If you are a student with a variable-rate loan, the interest rates for your loan fluctuate alongside market rates. Keep in mind that most of these types of student loans come from private, non-federal sources. If you have this type of loan, it could take a while to see changes in your payments because private lenders tend to hold and slow the process of decreasing these rates. That said, these rates are the lowest we’ve seen in a decade which should help lower the interest rate you pay on your loan.
Considering Student Loans During a Recession
It may be the time to reassess your holistic financial plan, when interest rates are lower. For example, if your interest rates go down by 1% or 2%, the percentage saved annually can represent significant savings. That said, it’s normal to be concerned about increasing your student loan debt regardless of how the economy is doing. In some cases, pursuing higher education makes a meaningful difference in the opportunities available to you post-recession. However, it’s critical that you carefully evaluate the costs and benefits of getting into debt prior to taking a student loan.

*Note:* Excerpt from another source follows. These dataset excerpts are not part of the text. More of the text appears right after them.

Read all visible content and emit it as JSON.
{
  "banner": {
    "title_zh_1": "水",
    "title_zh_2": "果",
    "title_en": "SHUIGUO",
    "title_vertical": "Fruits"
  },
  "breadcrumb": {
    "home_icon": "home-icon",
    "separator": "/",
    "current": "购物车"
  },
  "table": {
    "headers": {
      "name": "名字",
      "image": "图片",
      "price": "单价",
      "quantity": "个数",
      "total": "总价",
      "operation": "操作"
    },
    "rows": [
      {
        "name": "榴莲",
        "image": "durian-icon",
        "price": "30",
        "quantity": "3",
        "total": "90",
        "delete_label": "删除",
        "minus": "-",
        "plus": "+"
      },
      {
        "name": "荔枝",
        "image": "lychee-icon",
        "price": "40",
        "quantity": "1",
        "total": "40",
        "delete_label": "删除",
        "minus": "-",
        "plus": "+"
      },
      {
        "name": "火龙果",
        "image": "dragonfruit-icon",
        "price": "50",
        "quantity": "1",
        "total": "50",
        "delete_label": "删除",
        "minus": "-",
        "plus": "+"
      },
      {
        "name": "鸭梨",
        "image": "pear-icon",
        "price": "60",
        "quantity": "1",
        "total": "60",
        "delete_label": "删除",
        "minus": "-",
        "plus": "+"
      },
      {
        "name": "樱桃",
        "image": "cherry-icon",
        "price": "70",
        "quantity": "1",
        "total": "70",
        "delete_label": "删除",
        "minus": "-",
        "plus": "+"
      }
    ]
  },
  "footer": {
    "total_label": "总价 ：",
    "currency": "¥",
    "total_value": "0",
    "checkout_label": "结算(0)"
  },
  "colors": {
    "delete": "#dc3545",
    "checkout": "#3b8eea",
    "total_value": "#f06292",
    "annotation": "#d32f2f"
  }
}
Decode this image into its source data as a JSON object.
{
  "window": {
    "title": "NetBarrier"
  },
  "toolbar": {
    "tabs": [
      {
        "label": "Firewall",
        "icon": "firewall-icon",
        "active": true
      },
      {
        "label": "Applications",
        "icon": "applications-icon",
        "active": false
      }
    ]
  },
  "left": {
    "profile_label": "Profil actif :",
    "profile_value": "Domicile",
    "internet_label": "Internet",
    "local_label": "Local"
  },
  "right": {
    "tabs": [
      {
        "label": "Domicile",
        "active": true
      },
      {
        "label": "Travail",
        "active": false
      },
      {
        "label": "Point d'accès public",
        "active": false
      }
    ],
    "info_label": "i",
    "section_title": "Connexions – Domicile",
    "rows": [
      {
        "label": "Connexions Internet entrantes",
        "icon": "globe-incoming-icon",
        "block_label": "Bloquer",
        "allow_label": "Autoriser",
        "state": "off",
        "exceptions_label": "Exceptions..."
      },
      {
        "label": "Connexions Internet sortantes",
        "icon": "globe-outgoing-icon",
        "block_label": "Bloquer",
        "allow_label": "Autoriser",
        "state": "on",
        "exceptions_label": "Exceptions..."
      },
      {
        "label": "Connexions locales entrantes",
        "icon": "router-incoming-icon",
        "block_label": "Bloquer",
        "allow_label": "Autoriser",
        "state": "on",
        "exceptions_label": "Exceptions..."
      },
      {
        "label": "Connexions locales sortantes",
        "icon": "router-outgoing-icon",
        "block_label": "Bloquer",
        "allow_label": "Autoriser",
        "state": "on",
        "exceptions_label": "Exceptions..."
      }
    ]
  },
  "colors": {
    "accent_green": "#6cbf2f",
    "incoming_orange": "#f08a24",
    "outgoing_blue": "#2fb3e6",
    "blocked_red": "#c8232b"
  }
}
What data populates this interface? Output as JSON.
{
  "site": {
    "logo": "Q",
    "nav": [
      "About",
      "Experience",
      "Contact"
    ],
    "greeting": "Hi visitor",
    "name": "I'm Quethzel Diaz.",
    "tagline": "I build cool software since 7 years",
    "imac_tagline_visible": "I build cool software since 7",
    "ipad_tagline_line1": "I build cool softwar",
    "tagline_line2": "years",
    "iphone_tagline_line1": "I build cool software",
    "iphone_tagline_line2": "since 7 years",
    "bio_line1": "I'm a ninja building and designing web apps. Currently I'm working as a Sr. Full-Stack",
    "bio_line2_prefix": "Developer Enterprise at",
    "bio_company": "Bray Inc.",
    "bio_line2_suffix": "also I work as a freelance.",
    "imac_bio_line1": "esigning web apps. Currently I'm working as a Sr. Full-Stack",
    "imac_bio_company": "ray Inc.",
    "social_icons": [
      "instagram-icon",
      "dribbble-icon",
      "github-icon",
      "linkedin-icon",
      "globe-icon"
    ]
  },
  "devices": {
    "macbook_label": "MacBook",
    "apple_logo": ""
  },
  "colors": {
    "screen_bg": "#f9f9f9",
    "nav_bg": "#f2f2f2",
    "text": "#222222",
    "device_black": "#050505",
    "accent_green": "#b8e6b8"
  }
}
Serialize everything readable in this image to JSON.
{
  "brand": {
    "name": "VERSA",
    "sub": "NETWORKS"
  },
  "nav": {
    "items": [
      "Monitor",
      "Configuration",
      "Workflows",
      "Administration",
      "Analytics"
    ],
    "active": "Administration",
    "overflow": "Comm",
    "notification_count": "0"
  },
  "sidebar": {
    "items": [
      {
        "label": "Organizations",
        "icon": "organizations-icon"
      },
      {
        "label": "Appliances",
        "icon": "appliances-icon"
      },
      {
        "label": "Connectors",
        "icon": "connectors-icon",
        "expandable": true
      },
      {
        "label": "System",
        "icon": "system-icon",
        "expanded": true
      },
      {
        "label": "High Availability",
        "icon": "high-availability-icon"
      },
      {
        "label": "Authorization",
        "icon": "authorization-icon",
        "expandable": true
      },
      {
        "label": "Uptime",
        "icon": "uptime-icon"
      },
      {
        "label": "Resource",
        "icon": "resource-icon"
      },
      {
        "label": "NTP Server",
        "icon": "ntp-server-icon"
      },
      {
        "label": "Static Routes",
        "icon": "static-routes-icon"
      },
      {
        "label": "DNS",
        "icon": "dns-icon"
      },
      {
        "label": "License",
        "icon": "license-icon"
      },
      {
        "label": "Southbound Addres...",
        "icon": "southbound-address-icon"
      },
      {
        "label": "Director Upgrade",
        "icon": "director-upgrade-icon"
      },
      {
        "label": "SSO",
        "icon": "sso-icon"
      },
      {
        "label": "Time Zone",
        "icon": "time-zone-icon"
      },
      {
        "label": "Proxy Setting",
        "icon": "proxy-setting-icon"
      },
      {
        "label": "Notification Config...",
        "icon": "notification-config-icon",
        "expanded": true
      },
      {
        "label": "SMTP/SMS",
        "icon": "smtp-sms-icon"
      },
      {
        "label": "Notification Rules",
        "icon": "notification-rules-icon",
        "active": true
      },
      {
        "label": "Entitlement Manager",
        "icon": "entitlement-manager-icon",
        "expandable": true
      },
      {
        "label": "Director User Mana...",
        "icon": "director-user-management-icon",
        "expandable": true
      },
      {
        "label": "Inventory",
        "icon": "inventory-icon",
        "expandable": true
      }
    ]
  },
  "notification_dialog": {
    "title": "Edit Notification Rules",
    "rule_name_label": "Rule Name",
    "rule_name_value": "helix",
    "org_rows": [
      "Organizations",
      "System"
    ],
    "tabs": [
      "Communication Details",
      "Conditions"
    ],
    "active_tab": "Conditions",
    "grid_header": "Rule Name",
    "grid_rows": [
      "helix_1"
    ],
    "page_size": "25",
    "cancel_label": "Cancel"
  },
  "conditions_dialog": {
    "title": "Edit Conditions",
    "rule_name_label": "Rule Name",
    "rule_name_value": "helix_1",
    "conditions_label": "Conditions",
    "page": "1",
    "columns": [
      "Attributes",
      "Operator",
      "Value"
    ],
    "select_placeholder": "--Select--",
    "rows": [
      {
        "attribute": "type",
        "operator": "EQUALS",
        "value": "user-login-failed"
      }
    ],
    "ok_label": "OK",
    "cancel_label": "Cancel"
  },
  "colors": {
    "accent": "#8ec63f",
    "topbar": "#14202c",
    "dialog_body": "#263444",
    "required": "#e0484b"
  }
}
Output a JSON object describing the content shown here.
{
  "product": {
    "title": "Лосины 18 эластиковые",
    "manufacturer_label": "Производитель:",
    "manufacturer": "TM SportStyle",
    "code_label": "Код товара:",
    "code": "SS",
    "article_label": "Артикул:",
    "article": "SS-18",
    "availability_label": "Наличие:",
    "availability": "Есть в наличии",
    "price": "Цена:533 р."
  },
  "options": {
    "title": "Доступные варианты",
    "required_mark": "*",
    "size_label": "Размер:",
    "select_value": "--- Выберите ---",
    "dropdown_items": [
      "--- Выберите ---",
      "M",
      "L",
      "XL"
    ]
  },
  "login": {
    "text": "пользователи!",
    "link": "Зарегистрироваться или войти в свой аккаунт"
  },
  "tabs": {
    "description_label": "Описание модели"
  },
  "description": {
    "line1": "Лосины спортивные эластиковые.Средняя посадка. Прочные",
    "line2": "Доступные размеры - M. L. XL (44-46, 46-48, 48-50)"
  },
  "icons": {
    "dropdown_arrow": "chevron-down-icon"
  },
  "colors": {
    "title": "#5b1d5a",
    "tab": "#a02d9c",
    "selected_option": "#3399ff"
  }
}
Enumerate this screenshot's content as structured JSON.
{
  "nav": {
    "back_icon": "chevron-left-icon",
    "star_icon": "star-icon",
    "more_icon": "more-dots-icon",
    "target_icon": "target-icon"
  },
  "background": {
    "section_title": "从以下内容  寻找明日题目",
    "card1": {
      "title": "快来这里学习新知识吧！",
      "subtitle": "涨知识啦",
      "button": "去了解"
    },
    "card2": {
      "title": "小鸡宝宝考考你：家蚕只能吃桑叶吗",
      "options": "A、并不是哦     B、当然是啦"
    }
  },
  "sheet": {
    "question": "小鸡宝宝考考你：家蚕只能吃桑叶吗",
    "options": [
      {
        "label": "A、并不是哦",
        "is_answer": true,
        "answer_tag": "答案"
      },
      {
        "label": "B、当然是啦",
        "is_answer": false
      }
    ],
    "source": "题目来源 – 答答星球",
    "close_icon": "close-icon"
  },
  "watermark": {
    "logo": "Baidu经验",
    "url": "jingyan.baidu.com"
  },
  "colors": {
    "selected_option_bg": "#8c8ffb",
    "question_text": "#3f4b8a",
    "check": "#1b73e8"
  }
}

Disclosure: This material provided by Zoe Financial is for informational purposes only. It is not intended to serve as a substitute for personalized investment advice or as a recommendation or solicitation of any particular security, strategy or investment product. Nothing in these materials is intended to serve as personalized tax and/or investment advice since the availability and effectiveness of any strategy is dependent upon your individual facts and circumstances. Zoe Financial is not an accounting firm- clients and prospective clients should consult with their tax professional regarding their specific tax situation. Opinions expressed by Zoe Financial are based on economic or market conditions at the time this material was written. Economies and markets fluctuate. Actual economic or market events may turn out differently than anticipated. Facts presented have been obtained from sources believed to be reliable. Zoe Financial, however, cannot guarantee the accuracy or completeness of such information, and certain information presented here may have been condensed or summarized from its original source.